Using tidyverse, across the entire data frame, replacing any string found on a list, with a string.

df<- tribble(
  ~x, ~y,  ~z,
  "a", "95%",  "96%",
  "b", "99%",  "98%",
  "c", "astricks", "astricks"
)

high95 <- c("95%", "96%", "97%", "98%", "99%", "100%")

Trying to replace any string in the list (high95) with the string ">95%"

df %>% str_replace(. %in% high95, ">95%")

I am doing this with strings because of suppression changing col to a character format.

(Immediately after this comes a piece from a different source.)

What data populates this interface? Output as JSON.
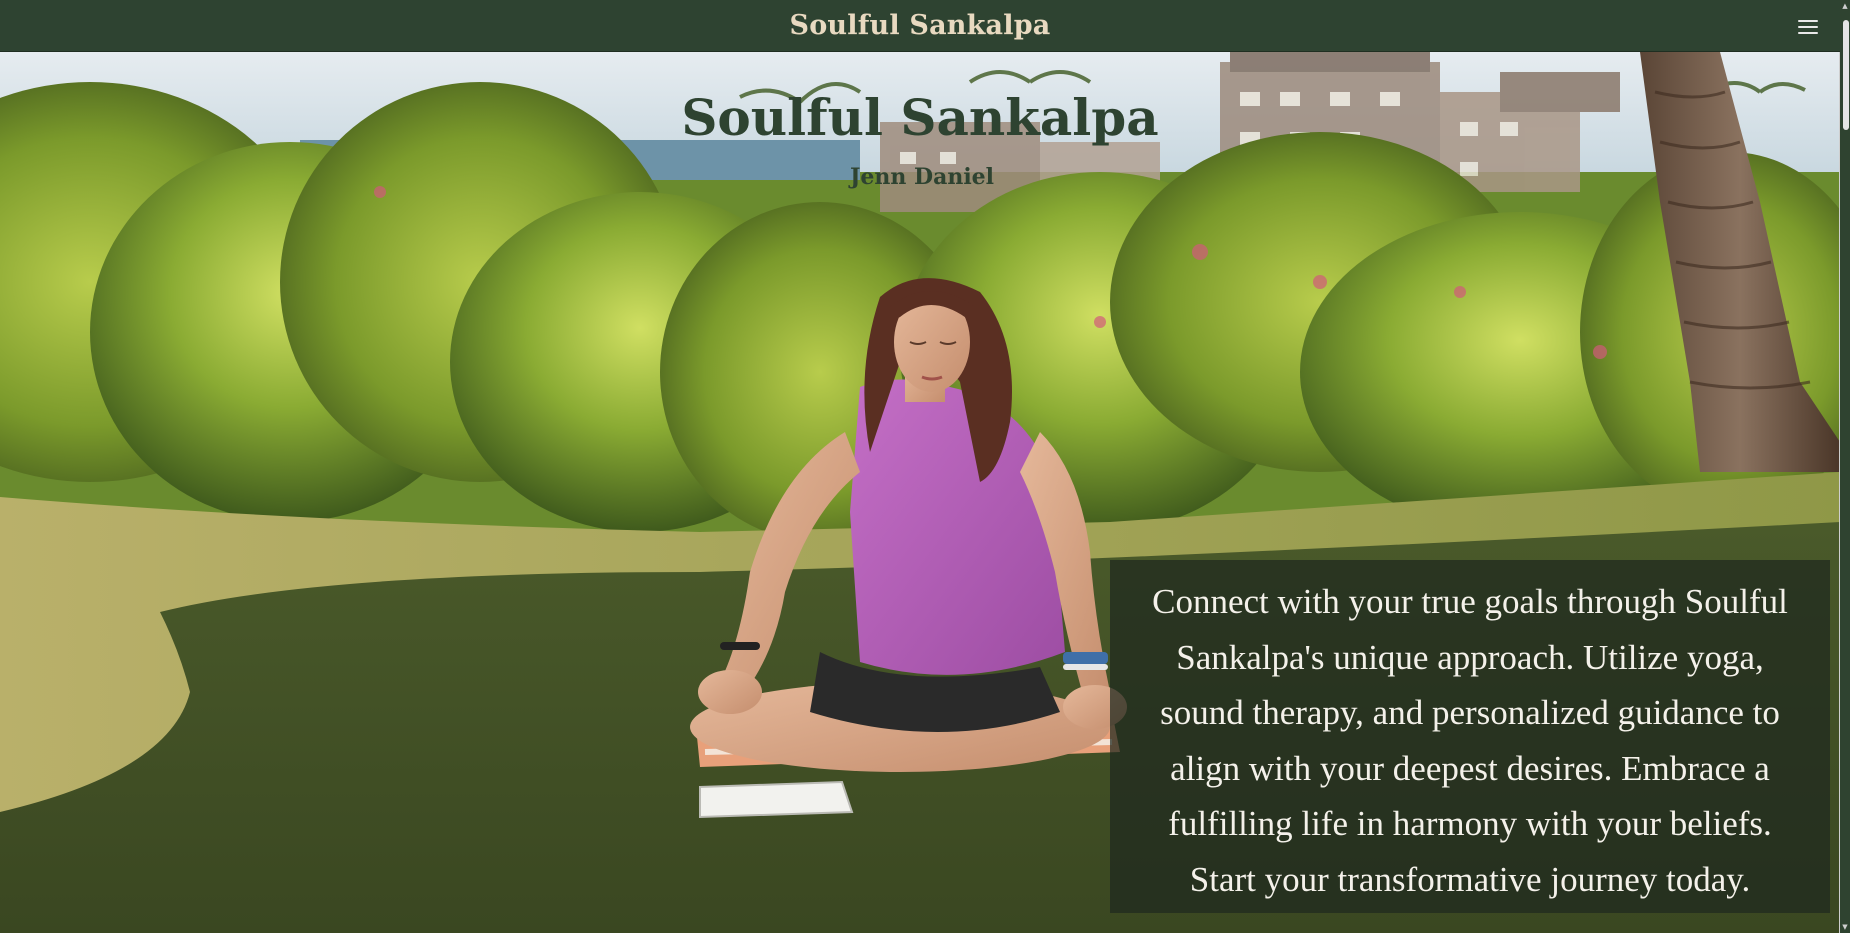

CodePudding user response：

We may use replace to create the logical expression

library(dplyr)
df <- df %>% 
   mutate(across(y:z, ~ replace(., . %in% high95, ">95%")))

-output

df
# A tibble: 3 × 3
  x     y        z       
  <chr> <chr>    <chr>   
1 a     >95%     >95%    
2 b     >95%     >95%    

CodePudding user response：

You can use high95 to create a regex that matches these values and use this regex in str_replace:

library(dplyr)
library(stringr)

df<- tribble(
  ~x, ~y,  ~z,
  "a", "95%",  "96%",
  "b", "99%",  "98%",
  "c", "astricks", "astricks"
)

high95 <- c("95%", "96%", "97%", "98%", "99%", "100%")
regex_95 <- paste0("(", paste0(high95, collapse = "|"), ")")
regex_95
#> [1] "(95%|96%|97%|98%|99%|100%)"

df %>% 
  mutate(across(everything(), ~str_replace(.x, regex_95, ">95%")))
#> # A tibble: 3 × 3
#>   x     y        z       
#>   <chr> <chr>    <chr>   
#> 1 a     >95%     >95%    
#> 2 b     >95%     >95%    
#> 3 c     astricks astricks

^{Created on 2022-06-14 by the reprex package (v1.0.0)}

CodePudding user response：

Different option using replace:

data.frame(lapply(df, function(x) {replace(x, x %in% high95, ">95%")}))

Output:

  x        y        z
1 a     >95%     >95%
2 b     >95%     >95%
3 c astricks astricks